The `kind` column shows the tree-sitter parent node type, indicating how the symbol is used (e.g. `struct_item` = definition, `use_list` = import, `type_arguments` = type reference).

Use `--file src/index.rs` to scope the search to a single file. Includes both definition and usage sites. Duplicate references on the same line are collapsed.

References are computed on-the-fly via AST walking (not indexed), so results are always fresh.

## How it works

On first invocation, cx builds an index (`.cx-index.db`) by parsing all source files with tree-sitter. The index stores symbols, signatures, and byte ranges for every file. Subsequent invocations incrementally update only changed files.

**Supported languages:** Rust, TypeScript/JavaScript, Python, Go, C, C++, Java, Ruby, C#, Lua, Zig, Bash, Solidity, Elixir

**Index location:** `.cx-index.db` in the project root (add to `.gitignore`)

**Project root detection:** walks up from cwd looking for `.git`. Override with `--root /path/to/project`.

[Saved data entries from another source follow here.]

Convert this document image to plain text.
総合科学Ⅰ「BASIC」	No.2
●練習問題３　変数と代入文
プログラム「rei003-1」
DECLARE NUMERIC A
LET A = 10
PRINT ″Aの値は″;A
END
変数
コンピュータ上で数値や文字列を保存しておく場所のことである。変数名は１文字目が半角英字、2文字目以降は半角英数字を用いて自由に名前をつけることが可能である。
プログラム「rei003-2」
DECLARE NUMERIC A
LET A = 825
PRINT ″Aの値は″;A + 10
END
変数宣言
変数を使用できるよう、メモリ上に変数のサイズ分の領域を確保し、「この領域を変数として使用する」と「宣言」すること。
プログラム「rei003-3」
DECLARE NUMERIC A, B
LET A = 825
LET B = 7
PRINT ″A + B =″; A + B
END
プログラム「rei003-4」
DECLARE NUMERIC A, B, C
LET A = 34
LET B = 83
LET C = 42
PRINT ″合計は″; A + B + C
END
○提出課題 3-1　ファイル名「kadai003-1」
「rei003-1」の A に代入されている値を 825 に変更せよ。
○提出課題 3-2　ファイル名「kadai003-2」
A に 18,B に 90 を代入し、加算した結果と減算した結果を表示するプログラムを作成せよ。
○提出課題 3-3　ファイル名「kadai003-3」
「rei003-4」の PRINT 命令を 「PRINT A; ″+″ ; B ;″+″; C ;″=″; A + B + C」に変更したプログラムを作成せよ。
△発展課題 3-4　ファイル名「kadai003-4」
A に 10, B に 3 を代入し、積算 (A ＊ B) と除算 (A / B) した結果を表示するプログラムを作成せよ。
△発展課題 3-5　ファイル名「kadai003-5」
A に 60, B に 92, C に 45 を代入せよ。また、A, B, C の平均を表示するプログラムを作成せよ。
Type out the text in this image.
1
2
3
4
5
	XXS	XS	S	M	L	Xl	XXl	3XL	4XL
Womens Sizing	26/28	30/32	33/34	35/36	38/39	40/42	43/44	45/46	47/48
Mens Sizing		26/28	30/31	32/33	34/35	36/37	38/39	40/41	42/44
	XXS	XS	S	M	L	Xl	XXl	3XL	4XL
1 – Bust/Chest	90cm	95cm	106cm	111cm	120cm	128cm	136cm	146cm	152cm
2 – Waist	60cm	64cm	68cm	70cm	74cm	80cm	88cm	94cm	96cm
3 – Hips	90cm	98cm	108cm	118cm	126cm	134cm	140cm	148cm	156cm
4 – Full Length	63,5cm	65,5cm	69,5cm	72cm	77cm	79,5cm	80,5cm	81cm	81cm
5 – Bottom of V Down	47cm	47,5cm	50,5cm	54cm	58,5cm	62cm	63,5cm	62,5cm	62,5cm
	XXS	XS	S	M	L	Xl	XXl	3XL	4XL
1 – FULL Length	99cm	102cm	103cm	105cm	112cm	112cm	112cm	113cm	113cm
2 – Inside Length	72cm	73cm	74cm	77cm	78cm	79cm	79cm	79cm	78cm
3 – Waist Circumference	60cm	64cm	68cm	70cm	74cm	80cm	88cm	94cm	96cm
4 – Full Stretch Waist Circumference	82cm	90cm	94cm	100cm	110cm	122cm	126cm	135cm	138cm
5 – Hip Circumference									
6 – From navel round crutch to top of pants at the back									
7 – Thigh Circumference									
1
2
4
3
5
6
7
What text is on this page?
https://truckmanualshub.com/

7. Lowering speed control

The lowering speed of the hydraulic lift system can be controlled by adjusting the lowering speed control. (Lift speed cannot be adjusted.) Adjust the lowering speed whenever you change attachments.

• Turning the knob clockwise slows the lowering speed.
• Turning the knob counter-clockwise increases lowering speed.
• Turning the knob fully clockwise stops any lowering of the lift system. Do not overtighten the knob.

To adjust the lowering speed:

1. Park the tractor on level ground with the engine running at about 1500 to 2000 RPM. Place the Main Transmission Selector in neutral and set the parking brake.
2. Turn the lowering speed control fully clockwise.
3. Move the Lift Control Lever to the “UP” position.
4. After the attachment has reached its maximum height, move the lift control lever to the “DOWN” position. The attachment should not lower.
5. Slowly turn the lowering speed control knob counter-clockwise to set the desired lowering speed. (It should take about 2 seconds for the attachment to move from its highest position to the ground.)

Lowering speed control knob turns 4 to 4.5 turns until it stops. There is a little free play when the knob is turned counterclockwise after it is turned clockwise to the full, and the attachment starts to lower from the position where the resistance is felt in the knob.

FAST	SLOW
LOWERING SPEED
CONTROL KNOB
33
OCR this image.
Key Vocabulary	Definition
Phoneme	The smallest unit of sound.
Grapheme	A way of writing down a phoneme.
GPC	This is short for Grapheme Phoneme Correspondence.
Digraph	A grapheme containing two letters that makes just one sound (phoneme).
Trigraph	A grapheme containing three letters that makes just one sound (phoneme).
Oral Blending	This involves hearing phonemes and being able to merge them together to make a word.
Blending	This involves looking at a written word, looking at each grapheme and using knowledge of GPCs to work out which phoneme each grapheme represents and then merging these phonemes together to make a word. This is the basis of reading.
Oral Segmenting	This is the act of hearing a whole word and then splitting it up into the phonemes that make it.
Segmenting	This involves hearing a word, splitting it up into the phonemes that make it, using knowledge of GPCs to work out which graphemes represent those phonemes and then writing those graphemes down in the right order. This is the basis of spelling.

**File filtering:** cx respects your `.gitignore`. To exclude additional directories from indexing, drop an empty `.cx-ignore` file inside them.

## Output format

Overview, symbols, and references use [TOON](https://toonformat.dev) -- a token-efficient structured format. Definition uses a plain-text format (metadata header + raw code body) for readability. Use `--json` for JSON on any command.

## Adding a language

cx uses tree-sitter grammars. To add a new language:

1. Add the tree-sitter grammar crate to `Cargo.toml`
2. In `src/language/mod.rs`, add:
   - A grammar function (e.g., `fn swift_grammar(_ext: &str) -> tree_sitter::Language`)
   - A query constant with tree-sitter patterns for the language's symbols
   - A query function returning the constant
   - A `LanguageConfig` entry in the `LANGUAGES` array (including `ref_node_types` for find-references support)
3. Add the language variant to `Language` enum in `src/index.rs`
4. Add tests

Here's a minimal example — adding Swift support:

```rust
// Grammar function
fn swift_grammar(_ext: &str) -> tree_sitter::Language {
    tree_sitter_swift::LANGUAGE.into()
}

// Query — capture the patterns you care about
const SWIFT_QUERY: &str = r#"
(function_declaration
  name: (simple_identifier) @name) @definition.function

(class_declaration
  name: (type_identifier) @name) @definition.class

(protocol_declaration
  name: (type_identifier) @name) @definition.interface
"#;

fn swift_query() -> &'static str { SWIFT_QUERY }

// Registry entry
LanguageConfig {
    language: Language::Swift,
    extensions: &["swift"],
    grammar: swift_grammar,
    query: swift_query,
    sig_body_child: None,
    sig_delimiter: Some(b'{'),
    kind_overrides: &[],
    ref_node_types: &["simple_identifier", "type_identifier"],
},
```

**Writing queries:** Use `tree-sitter parse` or inspect `node-types.json` in the grammar crate to discover the AST structure. Capture `@name` for the symbol name and `@definition.<kind>` for the enclosing node. Supported kinds: `function`, `method`, `class`, `interface`, `type`, `enum`, `module`, `constant`, `event`, `macro`.

**Kind overrides:** When a language maps generic capture names to specific concepts (e.g., Rust's `definition.class` → `SymbolKind::Struct`), add entries to `kind_overrides`. These are checked before the default mapping.